As a MTF transsexual, sex was always a strange act for me.

I always felt closer and more enduring emotion from cuddling, kissing, caressing. During sex, I would imagine being the woman that I am, which made things difficult.

Sex was a strange and foreign act that was not as satisfactory as the media would have me believe. It is quite the opposite now.

But then, when I think back, masturbation was far more satisfying. This was not the fault of any of my previous partners; it was me being upset about the state of my body and the role I had to play in coitus.

I aligned myself with the thoughts of asexuality. I had never really investigated my asexuality because I was socialized to have sex. Yet another identity that I held internal and only spoke of in hushed tones in the dark to whomever I was trusting at the time; sometimes it was just my kitties.

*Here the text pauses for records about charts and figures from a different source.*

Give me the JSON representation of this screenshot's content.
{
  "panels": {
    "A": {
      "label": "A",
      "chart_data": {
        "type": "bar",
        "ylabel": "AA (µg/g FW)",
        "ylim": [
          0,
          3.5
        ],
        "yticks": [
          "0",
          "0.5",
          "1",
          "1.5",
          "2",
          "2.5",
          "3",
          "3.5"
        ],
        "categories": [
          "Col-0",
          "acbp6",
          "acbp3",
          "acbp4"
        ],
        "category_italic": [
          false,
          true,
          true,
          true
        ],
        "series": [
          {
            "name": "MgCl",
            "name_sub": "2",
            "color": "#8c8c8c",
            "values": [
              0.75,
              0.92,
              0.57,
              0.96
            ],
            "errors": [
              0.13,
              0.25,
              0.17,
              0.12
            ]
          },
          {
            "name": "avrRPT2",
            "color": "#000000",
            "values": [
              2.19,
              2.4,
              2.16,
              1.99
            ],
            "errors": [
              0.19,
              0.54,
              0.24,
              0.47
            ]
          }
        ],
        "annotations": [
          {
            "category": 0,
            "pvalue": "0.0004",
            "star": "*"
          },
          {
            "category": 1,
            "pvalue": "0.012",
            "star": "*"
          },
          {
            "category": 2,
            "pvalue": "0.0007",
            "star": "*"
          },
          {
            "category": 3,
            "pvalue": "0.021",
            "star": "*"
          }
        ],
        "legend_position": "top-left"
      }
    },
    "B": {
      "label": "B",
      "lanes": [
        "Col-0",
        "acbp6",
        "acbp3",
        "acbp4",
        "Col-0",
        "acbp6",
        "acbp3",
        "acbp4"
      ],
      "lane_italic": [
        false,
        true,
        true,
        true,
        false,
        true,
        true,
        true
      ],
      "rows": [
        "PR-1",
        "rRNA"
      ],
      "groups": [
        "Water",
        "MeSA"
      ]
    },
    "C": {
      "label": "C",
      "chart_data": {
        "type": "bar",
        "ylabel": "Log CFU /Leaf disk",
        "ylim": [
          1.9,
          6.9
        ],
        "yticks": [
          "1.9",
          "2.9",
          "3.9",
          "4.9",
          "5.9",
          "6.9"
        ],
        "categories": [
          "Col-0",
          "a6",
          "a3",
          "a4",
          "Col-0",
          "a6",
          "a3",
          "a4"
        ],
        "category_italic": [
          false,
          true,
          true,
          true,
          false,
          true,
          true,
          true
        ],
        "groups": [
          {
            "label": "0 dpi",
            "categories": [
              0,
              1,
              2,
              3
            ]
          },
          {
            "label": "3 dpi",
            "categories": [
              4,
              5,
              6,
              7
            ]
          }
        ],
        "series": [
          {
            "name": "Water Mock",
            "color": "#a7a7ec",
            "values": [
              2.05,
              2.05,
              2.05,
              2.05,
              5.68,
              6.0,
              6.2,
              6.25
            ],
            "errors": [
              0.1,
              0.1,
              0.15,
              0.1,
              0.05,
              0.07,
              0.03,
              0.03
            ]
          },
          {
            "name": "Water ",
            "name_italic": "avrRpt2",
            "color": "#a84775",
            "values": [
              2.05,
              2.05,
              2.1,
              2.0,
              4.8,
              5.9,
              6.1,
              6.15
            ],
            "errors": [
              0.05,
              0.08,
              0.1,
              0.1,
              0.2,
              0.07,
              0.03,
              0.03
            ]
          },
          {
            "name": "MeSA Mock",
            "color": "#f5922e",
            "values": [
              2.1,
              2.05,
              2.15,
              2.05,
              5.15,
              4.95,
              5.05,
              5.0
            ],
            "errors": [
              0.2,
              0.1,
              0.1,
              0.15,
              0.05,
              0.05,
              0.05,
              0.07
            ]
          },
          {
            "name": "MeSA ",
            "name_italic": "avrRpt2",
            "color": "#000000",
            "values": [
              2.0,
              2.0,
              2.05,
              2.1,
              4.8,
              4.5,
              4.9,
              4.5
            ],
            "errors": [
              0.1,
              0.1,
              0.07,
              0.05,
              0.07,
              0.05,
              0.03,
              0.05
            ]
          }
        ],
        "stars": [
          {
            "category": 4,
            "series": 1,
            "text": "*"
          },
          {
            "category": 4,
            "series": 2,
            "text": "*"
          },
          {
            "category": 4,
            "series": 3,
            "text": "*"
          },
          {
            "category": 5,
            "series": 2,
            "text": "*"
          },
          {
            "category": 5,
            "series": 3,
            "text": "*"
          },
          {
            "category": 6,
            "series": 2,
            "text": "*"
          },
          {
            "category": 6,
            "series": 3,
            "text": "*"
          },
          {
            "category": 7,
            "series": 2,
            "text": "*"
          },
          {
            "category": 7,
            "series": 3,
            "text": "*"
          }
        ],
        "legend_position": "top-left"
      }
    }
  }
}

Was I discovering my asexuality, or was I simply manufacturing objects of my sexual self to adapt and provide comfort in the face of loneliness?

I was manufacturing it.

My previous self was definitely inclined to an asexual identity due to the nature of my cultural and socially constructed manhood, confining my womanhood to inner fantasy and ever-present daydreaming.

However, now that Daphne was a living reflection of my inner self and the chains of imposed social frameworks have been broken, fractured, and shattered, I no longer align with those feelings. At least not in the same way.